Alistair Darling, the British lawmaker and minister who played a leading role in his country’s response to the 2008 global financial crisis, rescuing ailing banks with massive injections of public money that averted a wider economic collapse, died Thursday in an Edinburgh hospital. . He was 70 years old.
His family said the cause was cancer.
Darling joked that posthumous eulogies would describe him as a steady enabler in the credit crisis that began in 2008 with the collapse of Lehman Brothers in the US, and which sent shock waves through the world’s banks.
The comment was about money. In an obituary on Thursday, the BBC said Mr Darling had become “known as the steady man who nursed the UK economy when half its banking system collapsed”, pointing to his moves to bail out British banking giants, particularly the Royal Bank of Scotland. .
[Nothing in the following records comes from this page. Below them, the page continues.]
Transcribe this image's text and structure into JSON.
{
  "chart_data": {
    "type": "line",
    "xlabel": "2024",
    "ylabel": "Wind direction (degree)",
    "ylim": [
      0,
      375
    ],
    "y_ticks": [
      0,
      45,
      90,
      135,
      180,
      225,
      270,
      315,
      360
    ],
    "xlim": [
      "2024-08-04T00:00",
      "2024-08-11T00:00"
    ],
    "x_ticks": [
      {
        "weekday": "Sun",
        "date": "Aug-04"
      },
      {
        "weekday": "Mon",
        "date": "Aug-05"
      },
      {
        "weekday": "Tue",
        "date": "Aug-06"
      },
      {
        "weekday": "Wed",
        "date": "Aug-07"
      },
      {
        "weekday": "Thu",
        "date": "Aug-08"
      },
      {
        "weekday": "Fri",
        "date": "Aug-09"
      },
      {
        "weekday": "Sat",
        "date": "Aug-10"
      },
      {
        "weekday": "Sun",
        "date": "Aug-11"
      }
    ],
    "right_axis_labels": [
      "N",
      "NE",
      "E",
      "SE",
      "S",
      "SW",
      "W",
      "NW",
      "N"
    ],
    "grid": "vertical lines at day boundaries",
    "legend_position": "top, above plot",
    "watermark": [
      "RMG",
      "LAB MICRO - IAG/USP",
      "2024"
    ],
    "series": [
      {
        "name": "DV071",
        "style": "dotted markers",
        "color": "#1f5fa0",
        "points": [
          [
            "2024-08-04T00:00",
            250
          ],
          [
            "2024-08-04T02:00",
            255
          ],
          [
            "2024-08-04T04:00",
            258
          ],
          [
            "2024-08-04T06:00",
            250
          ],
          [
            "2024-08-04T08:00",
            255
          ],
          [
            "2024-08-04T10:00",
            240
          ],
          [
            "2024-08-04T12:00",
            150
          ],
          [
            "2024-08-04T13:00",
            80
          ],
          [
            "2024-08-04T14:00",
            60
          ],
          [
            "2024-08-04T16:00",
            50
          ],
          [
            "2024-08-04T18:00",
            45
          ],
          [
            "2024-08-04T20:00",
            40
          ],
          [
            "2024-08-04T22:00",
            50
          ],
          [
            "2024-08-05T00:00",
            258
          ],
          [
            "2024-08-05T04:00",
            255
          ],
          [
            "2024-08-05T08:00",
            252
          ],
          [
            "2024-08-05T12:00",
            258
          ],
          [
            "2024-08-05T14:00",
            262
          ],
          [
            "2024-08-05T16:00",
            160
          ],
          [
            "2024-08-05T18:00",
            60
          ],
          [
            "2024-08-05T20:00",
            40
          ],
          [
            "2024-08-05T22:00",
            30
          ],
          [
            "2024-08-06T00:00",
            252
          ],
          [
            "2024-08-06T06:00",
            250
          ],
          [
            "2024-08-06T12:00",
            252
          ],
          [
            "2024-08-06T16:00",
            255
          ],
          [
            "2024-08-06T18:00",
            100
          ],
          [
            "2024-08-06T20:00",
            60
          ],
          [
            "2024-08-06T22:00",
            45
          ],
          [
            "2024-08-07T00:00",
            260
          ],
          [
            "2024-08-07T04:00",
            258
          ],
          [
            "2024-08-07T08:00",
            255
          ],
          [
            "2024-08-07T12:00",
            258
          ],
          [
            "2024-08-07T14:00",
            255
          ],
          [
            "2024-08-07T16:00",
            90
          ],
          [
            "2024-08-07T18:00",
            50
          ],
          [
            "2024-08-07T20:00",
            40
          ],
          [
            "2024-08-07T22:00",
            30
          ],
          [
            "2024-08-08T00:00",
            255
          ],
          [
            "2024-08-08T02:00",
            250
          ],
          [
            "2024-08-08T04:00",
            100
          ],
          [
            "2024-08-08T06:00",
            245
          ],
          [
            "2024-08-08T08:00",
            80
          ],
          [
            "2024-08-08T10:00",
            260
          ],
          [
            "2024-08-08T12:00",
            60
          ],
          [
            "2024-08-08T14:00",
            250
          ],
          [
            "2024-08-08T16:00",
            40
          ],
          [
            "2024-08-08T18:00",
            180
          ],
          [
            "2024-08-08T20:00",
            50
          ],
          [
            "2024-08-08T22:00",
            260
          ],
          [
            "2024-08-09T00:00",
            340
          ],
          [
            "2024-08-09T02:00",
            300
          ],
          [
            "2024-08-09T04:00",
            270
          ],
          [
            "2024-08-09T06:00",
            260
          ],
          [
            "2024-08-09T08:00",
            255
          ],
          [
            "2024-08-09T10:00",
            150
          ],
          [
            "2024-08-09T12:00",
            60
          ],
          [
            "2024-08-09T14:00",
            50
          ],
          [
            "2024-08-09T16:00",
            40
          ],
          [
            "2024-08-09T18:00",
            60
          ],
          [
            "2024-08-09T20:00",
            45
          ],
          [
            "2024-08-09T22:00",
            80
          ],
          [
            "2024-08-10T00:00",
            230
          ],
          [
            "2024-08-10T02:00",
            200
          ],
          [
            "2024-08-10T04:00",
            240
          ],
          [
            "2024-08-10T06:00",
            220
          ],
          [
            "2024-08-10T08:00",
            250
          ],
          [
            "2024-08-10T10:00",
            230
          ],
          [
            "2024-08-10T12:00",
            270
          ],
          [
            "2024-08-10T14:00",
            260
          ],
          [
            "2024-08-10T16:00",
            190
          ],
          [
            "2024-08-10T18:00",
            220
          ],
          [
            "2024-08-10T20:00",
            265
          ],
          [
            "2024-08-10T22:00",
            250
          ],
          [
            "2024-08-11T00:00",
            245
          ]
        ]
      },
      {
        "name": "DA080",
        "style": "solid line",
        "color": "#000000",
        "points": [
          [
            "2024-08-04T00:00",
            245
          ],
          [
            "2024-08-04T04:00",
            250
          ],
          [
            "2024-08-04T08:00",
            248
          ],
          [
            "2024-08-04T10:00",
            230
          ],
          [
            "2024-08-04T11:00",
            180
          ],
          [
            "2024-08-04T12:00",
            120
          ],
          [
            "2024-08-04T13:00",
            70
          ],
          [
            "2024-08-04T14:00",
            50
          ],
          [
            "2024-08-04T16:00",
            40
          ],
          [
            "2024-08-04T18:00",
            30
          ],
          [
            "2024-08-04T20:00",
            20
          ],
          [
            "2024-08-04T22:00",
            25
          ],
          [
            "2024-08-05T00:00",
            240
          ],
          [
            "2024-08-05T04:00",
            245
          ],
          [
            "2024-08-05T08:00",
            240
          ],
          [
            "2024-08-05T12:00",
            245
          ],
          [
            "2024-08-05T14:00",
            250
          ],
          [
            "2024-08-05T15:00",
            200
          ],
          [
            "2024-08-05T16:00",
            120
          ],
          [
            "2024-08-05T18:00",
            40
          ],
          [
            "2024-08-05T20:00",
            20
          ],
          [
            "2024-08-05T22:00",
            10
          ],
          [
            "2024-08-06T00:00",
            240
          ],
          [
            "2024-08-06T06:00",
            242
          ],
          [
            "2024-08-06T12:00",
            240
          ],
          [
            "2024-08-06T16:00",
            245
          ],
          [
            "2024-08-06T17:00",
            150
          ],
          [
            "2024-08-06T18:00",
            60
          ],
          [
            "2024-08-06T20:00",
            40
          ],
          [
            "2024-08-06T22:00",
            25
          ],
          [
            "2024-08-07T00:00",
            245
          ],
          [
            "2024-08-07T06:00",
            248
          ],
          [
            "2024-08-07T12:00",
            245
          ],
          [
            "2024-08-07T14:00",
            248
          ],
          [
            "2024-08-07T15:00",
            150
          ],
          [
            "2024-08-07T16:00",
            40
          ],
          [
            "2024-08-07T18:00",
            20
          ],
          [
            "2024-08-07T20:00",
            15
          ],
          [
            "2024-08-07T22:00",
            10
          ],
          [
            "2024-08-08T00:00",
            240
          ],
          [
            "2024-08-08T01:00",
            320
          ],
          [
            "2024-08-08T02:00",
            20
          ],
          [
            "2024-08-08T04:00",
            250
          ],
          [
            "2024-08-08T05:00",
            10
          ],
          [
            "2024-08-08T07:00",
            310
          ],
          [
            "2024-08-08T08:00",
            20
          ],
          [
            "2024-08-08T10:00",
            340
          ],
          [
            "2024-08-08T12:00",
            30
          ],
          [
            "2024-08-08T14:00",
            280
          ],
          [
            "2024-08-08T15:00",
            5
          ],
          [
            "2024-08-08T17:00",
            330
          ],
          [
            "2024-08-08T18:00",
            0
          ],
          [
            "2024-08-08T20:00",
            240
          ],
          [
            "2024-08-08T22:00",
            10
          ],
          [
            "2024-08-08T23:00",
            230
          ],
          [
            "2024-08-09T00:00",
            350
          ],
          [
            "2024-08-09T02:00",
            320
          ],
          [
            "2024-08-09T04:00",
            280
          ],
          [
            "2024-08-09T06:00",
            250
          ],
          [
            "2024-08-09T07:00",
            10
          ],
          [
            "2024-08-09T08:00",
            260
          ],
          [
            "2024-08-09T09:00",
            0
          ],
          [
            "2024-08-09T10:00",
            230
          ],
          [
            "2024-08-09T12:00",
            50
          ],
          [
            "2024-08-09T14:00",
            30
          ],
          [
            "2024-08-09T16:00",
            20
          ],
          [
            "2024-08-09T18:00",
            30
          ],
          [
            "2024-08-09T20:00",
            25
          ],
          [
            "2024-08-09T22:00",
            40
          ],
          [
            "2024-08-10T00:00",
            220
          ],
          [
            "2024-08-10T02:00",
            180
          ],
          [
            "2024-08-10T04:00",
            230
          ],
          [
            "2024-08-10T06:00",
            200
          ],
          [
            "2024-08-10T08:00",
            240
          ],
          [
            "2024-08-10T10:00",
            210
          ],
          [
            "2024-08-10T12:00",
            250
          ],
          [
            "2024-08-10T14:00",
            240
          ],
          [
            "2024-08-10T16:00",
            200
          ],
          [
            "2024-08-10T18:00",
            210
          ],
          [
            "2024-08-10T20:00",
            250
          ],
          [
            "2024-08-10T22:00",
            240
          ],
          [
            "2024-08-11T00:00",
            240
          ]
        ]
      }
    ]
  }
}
Just before the crisis, in 2007, Gordon Brown, Britain’s Labor prime minister at the time, promoted Mr. Darling to Chancellor of the Exchequer, the most senior government official responsible for the country’s finances. Until then, Mr Darling had held a series of government posts at the Treasury and in departments dealing with social care, pensions, trade and transport.
“In times of crisis, Alistair was the person you wanted in the room because he was calm, he was considerate and he had a lot of integrity,” Mr Brown said.
This statement contradicts Mr. Darling’s assessment of Mr. Brown’s management. In his autobiography published after Labour’s defeat in 2010, Mr Darling said there had been a “perpetual atmosphere of chaos and crisis” in Mr Brown’s administration.
The global crisis has left deep economic scars. “My initial reaction must have been somewhat like that of the captain of the Titanic when the ship’s engineer told him it would sink within two hours,” Darling wrote. “There were not enough lifeboats for all the passengers.”
Britain’s banking problems began with a run on cash from the regional Northern Rock Bank, a frenzy that officials sought to counter with infusions of government funds.
Even then, economic conditions in Britain were “arguably the worst in 60 years,” Mr. Darling said in a newspaper interview, and the distress was going to be “much deeper and more lasting than people thought.” His comments sparked howls of protest from Mr. Brown’s supporters.
As the crisis unfolded, Darling later said in a radio interview that the “scariest” moment for him came one morning in the crisis when a senior Royal Bank of Scotland executive told him that the bank was going to run out of money dramatically. In the afternoon – an almost unimaginable prospect for a financial institution that ranks among the largest in the world.
“What was going through my mind at that point was that if people thought the biggest bank in the world had gone bankrupt, no bank in the Western world would be safe,” he said.
Mr. Darling won widespread acclaim for his handling of the crisis. But his subsequent political career was marked by a row with Brown over post-crisis spending, with Darling seeking to impose some sort of restraint. In this case, Labor was voted out of office in 2010, and moved into opposition.
Mr Darling has broken ground on bipartisan support by campaigning alongside Conservative politicians against the idea of Scottish independence. Opponents of secession won a referendum in 2014, but Scots turned against Labor in favor of the pro-independence Scottish National Party.
Mr Darling, who was ennobled in 2015 as Baron Darling of Rowlanish and became a member of the House of Lords, ran an unsuccessful campaign opposing Brexit. He retired from that Supreme Council in 2020.
Alistair MacLean Darling was born on November 28, 1953 in London. He was the eldest of four children of Thomas and Anna (McLean) Darling. His father was a civil engineer. He studied law in Scotland at the University of Aberdeen, where he had a reputation as a Marxist. He joined the Labor Party in 1977 and was elected to the British Parliament a decade later.
In 1986, he married journalist Margaret Vaughan, and they had two children, Callum and Anna.
Labor won a landslide victory under Mr Blair in 1997, and Mr Darling became associated with the so-called New Labor reformist wing of the party grouped around Mr Blair. He had a dry wit and a reputation that Brian Wilson, a former Labor minister, described as a “good moral and political compass,” his former colleagues said on Thursday.
But surprisingly, his political opponents in the Conservative government paid extraordinary tribute. Jeremy Hunt, the current Chancellor of the Exchequer, said Darling was “one of the great advisers”, adding that he did “the right thing for the country at a time of extraordinary turmoil”.